Dandelion Salad Recipe
|Prep Time||Total Time|
|15 mins||15 mins|
For the Dressing
- 1 medium lemon
- ¼ cup mayonnaise
- 2 tablespoons yogurt
- 2 medium garlic cloves
- 2 anchovies (packed in oil, finely chopped)
- 3 tablespoons chopped fresh tarragon
- 3 tablespoons chopped fresh parsley
For the Breadcrumbs
- 2 tablespoons extra virgin olive oil
- ½ cup bread crumbs
- 1 teaspoon caraway seeds
- ½ teaspoon finely ground real salt
- ½ teaspoon coarsely ground black pepper
For the Salad
- 4 ounces dandelion greens (coarsely chopped)
- 1 medium shallot (sliced paper-thin)
- small bowl
- High-Speed Blender
- 10-inch skillet
- large bowl
For the Dressing
- First, scrub the lemon under running water, and then dry it with a kitchen towel. Finely grate all of the zest from the lemon, but avoid the bitter pith. Place the lemon zest in a small bowl, then cut the lemon in half crosswise and squeeze its juice using a food processor or a blender.

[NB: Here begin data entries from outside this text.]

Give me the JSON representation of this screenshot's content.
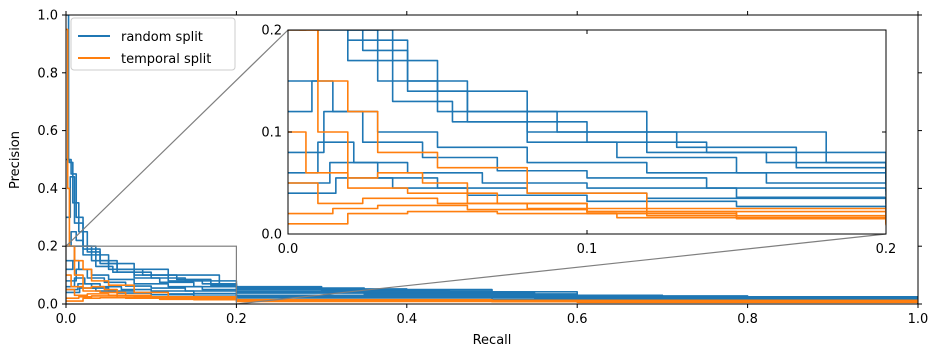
{
  "chart_data": {
    "type": "line",
    "xlabel": "Recall",
    "ylabel": "Precision",
    "xlim": [
      0,
      1
    ],
    "ylim": [
      0,
      1
    ],
    "xticks": [
      {
        "v": 0.0,
        "label": "0.0"
      },
      {
        "v": 0.2,
        "label": "0.2"
      },
      {
        "v": 0.4,
        "label": "0.4"
      },
      {
        "v": 0.6,
        "label": "0.6"
      },
      {
        "v": 0.8,
        "label": "0.8"
      },
      {
        "v": 1.0,
        "label": "1.0"
      }
    ],
    "yticks": [
      {
        "v": 0.0,
        "label": "0.0"
      },
      {
        "v": 0.2,
        "label": "0.2"
      },
      {
        "v": 0.4,
        "label": "0.4"
      },
      {
        "v": 0.6,
        "label": "0.6"
      },
      {
        "v": 0.8,
        "label": "0.8"
      },
      {
        "v": 1.0,
        "label": "1.0"
      }
    ],
    "grid": false,
    "legend": {
      "position": "top-left",
      "entries": [
        {
          "name": "random split",
          "color": "#1f77b4"
        },
        {
          "name": "temporal split",
          "color": "#ff7f0e"
        }
      ]
    },
    "inset": {
      "xlim": [
        0,
        0.2
      ],
      "ylim": [
        0,
        0.2
      ],
      "position": "upper-right",
      "xticks": [
        {
          "v": 0.0,
          "label": "0.0"
        },
        {
          "v": 0.1,
          "label": "0.1"
        },
        {
          "v": 0.2,
          "label": "0.2"
        }
      ],
      "yticks": [
        {
          "v": 0.0,
          "label": "0.0"
        },
        {
          "v": 0.1,
          "label": "0.1"
        },
        {
          "v": 0.2,
          "label": "0.2"
        }
      ]
    },
    "series": [
      {
        "name": "random split",
        "color": "#1f77b4",
        "curves": [
          [
            [
              0.0,
              1.0
            ],
            [
              0.003,
              0.5
            ],
            [
              0.006,
              0.45
            ],
            [
              0.012,
              0.3
            ],
            [
              0.02,
              0.2
            ],
            [
              0.03,
              0.15
            ],
            [
              0.05,
              0.12
            ],
            [
              0.08,
              0.1
            ],
            [
              0.12,
              0.08
            ],
            [
              0.16,
              0.07
            ],
            [
              0.2,
              0.06
            ],
            [
              0.3,
              0.045
            ],
            [
              0.5,
              0.03
            ],
            [
              0.7,
              0.02
            ],
            [
              1.0,
              0.005
            ]
          ],
          [
            [
              0.0,
              0.5
            ],
            [
              0.004,
              0.49
            ],
            [
              0.008,
              0.35
            ],
            [
              0.015,
              0.25
            ],
            [
              0.025,
              0.18
            ],
            [
              0.04,
              0.14
            ],
            [
              0.06,
              0.11
            ],
            [
              0.1,
              0.09
            ],
            [
              0.14,
              0.08
            ],
            [
              0.2,
              0.055
            ],
            [
              0.35,
              0.035
            ],
            [
              0.6,
              0.02
            ],
            [
              1.0,
              0.004
            ]
          ],
          [
            [
              0.0,
              0.3
            ],
            [
              0.005,
              0.44
            ],
            [
              0.01,
              0.28
            ],
            [
              0.02,
              0.2
            ],
            [
              0.035,
              0.17
            ],
            [
              0.05,
              0.14
            ],
            [
              0.08,
              0.12
            ],
            [
              0.12,
              0.1
            ],
            [
              0.18,
              0.07
            ],
            [
              0.2,
              0.052
            ],
            [
              0.4,
              0.03
            ],
            [
              0.7,
              0.015
            ],
            [
              1.0,
              0.003
            ]
          ],
          [
            [
              0.0,
              0.2
            ],
            [
              0.006,
              0.25
            ],
            [
              0.012,
              0.22
            ],
            [
              0.02,
              0.19
            ],
            [
              0.04,
              0.15
            ],
            [
              0.06,
              0.12
            ],
            [
              0.09,
              0.1
            ],
            [
              0.13,
              0.085
            ],
            [
              0.17,
              0.065
            ],
            [
              0.2,
              0.05
            ],
            [
              0.5,
              0.025
            ],
            [
              1.0,
              0.004
            ]
          ],
          [
            [
              0.0,
              0.15
            ],
            [
              0.01,
              0.2
            ],
            [
              0.02,
              0.17
            ],
            [
              0.035,
              0.13
            ],
            [
              0.055,
              0.11
            ],
            [
              0.08,
              0.09
            ],
            [
              0.11,
              0.075
            ],
            [
              0.15,
              0.06
            ],
            [
              0.2,
              0.048
            ],
            [
              0.45,
              0.028
            ],
            [
              0.8,
              0.012
            ],
            [
              1.0,
              0.003
            ]
          ],
          [
            [
              0.0,
              0.12
            ],
            [
              0.008,
              0.15
            ],
            [
              0.015,
              0.12
            ],
            [
              0.03,
              0.1
            ],
            [
              0.05,
              0.085
            ],
            [
              0.08,
              0.07
            ],
            [
              0.12,
              0.06
            ],
            [
              0.16,
              0.05
            ],
            [
              0.2,
              0.042
            ],
            [
              0.6,
              0.02
            ],
            [
              1.0,
              0.003
            ]
          ],
          [
            [
              0.0,
              0.08
            ],
            [
              0.012,
              0.12
            ],
            [
              0.025,
              0.09
            ],
            [
              0.045,
              0.075
            ],
            [
              0.07,
              0.062
            ],
            [
              0.1,
              0.055
            ],
            [
              0.14,
              0.045
            ],
            [
              0.2,
              0.038
            ],
            [
              0.55,
              0.02
            ],
            [
              1.0,
              0.002
            ]
          ],
          [
            [
              0.0,
              0.06
            ],
            [
              0.01,
              0.09
            ],
            [
              0.022,
              0.07
            ],
            [
              0.04,
              0.06
            ],
            [
              0.065,
              0.05
            ],
            [
              0.1,
              0.045
            ],
            [
              0.15,
              0.036
            ],
            [
              0.2,
              0.03
            ],
            [
              0.65,
              0.014
            ],
            [
              1.0,
              0.002
            ]
          ],
          [
            [
              0.0,
              0.05
            ],
            [
              0.014,
              0.07
            ],
            [
              0.03,
              0.055
            ],
            [
              0.05,
              0.045
            ],
            [
              0.08,
              0.04
            ],
            [
              0.12,
              0.035
            ],
            [
              0.2,
              0.025
            ],
            [
              0.5,
              0.015
            ],
            [
              1.0,
              0.002
            ]
          ],
          [
            [
              0.0,
              0.04
            ],
            [
              0.016,
              0.055
            ],
            [
              0.035,
              0.045
            ],
            [
              0.06,
              0.038
            ],
            [
              0.1,
              0.032
            ],
            [
              0.15,
              0.027
            ],
            [
              0.2,
              0.021
            ],
            [
              0.7,
              0.01
            ],
            [
              1.0,
              0.002
            ]
          ]
        ]
      },
      {
        "name": "temporal split",
        "color": "#ff7f0e",
        "curves": [
          [
            [
              0.0,
              0.95
            ],
            [
              0.002,
              0.4
            ],
            [
              0.004,
              0.2
            ],
            [
              0.01,
              0.15
            ],
            [
              0.02,
              0.12
            ],
            [
              0.03,
              0.08
            ],
            [
              0.05,
              0.065
            ],
            [
              0.08,
              0.04
            ],
            [
              0.12,
              0.025
            ],
            [
              0.2,
              0.015
            ],
            [
              0.5,
              0.008
            ],
            [
              1.0,
              0.004
            ]
          ],
          [
            [
              0.0,
              0.2
            ],
            [
              0.01,
              0.1
            ],
            [
              0.02,
              0.055
            ],
            [
              0.03,
              0.06
            ],
            [
              0.045,
              0.05
            ],
            [
              0.06,
              0.03
            ],
            [
              0.1,
              0.022
            ],
            [
              0.2,
              0.012
            ],
            [
              0.6,
              0.006
            ],
            [
              1.0,
              0.004
            ]
          ],
          [
            [
              0.0,
              0.1
            ],
            [
              0.006,
              0.06
            ],
            [
              0.02,
              0.045
            ],
            [
              0.04,
              0.04
            ],
            [
              0.07,
              0.03
            ],
            [
              0.1,
              0.022
            ],
            [
              0.15,
              0.015
            ],
            [
              0.2,
              0.01
            ],
            [
              1.0,
              0.004
            ]
          ],
          [
            [
              0.0,
              0.05
            ],
            [
              0.01,
              0.03
            ],
            [
              0.025,
              0.035
            ],
            [
              0.05,
              0.03
            ],
            [
              0.08,
              0.025
            ],
            [
              0.12,
              0.018
            ],
            [
              0.2,
              0.013
            ],
            [
              1.0,
              0.004
            ]
          ],
          [
            [
              0.0,
              0.02
            ],
            [
              0.015,
              0.025
            ],
            [
              0.03,
              0.028
            ],
            [
              0.06,
              0.024
            ],
            [
              0.1,
              0.02
            ],
            [
              0.15,
              0.016
            ],
            [
              0.2,
              0.011
            ],
            [
              1.0,
              0.004
            ]
          ],
          [
            [
              0.0,
              0.01
            ],
            [
              0.02,
              0.02
            ],
            [
              0.04,
              0.022
            ],
            [
              0.07,
              0.02
            ],
            [
              0.11,
              0.016
            ],
            [
              0.2,
              0.009
            ],
            [
              1.0,
              0.004
            ]
          ]
        ]
      }
    ]
  }
}
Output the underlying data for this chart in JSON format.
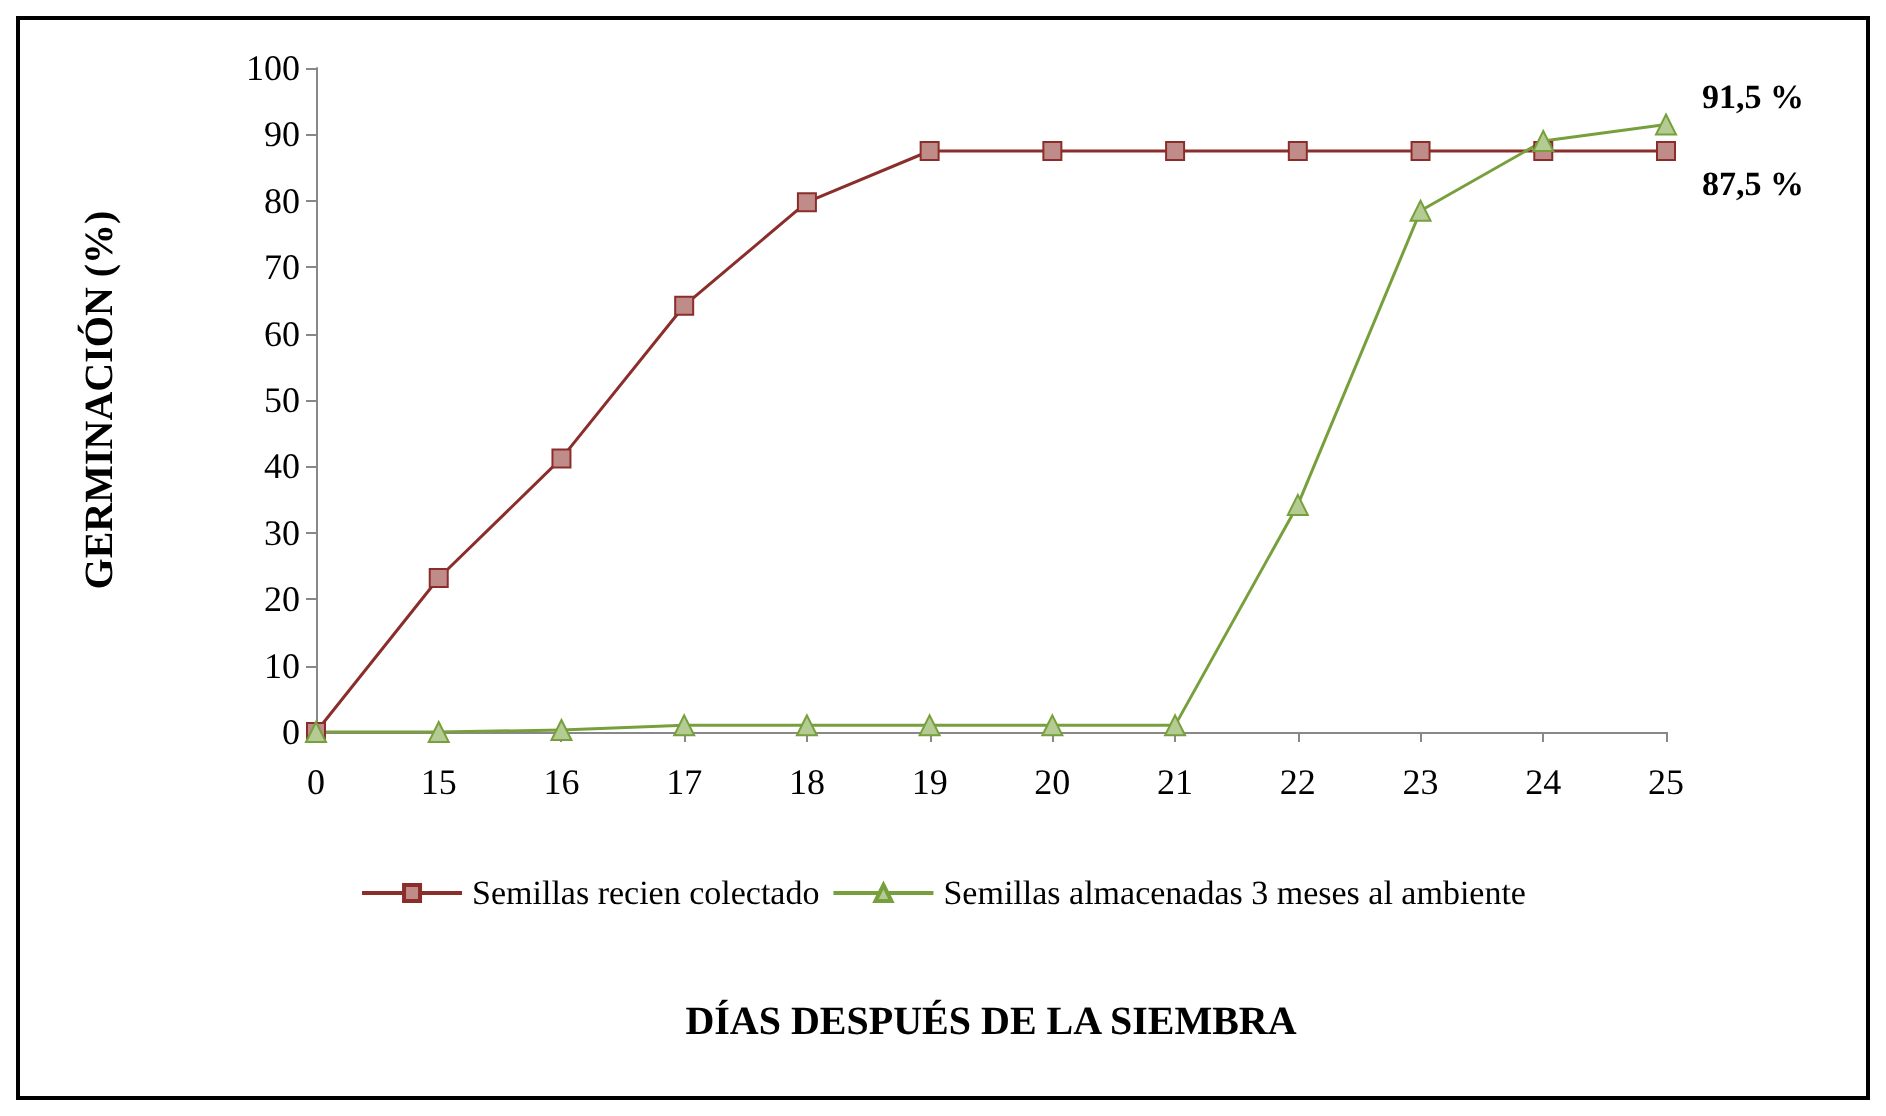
{
  "chart_data": {
    "type": "line",
    "xlabel": "DÍAS DESPUÉS DE LA SIEMBRA",
    "ylabel": "GERMINACIÓN (%)",
    "categories": [
      "0",
      "15",
      "16",
      "17",
      "18",
      "19",
      "20",
      "21",
      "22",
      "23",
      "24",
      "25"
    ],
    "series": [
      {
        "name": "Semillas recien colectado",
        "color": "#8b2e2b",
        "marker": "square",
        "values": [
          0,
          23.2,
          41.2,
          64.2,
          79.8,
          87.5,
          87.5,
          87.5,
          87.5,
          87.5,
          87.5,
          87.5
        ]
      },
      {
        "name": "Semillas almacenadas 3 meses al ambiente",
        "color": "#77a03c",
        "marker": "triangle",
        "values": [
          0,
          0,
          0.3,
          1,
          1,
          1,
          1,
          1,
          34.2,
          78.5,
          89,
          91.5
        ]
      }
    ],
    "ylim": [
      0,
      100
    ],
    "yticks": [
      0,
      10,
      20,
      30,
      40,
      50,
      60,
      70,
      80,
      90,
      100
    ],
    "grid": false,
    "legend": "bottom",
    "annotations": [
      {
        "text": "91,5 %",
        "x": "25",
        "y": 91.5
      },
      {
        "text": "87,5 %",
        "x": "25",
        "y": 87.5
      }
    ]
  }
}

- Add the mayonnaise, yogurt, garlic, anchovies, chives, and parsley into the blender. Then, puree until it becomes a smooth dressing. Pour the puree into a small jar, seal it, and leave it in the refrigerator as you make the breadcrumbs and salad.
For the Breadcrumbs
- Place a 10-inch skillet on the stove over medium heat. Once you feel the heat coming from the skillet, drizzle some olive oils, and stir in the breadcrumbs, caraway seeds, salt, and black pepper. Continue stirring until the breadcrumbs are nicely toasted, then remove the pan from heat and add the reserved lemon zest.
For the Dandelion Salad
- Toss the dandelion greens and the shallot in a large bowl. Then, sprinkle with the toasted breadcrumbs, and drizzle the dressing over the greens. Serve immediately.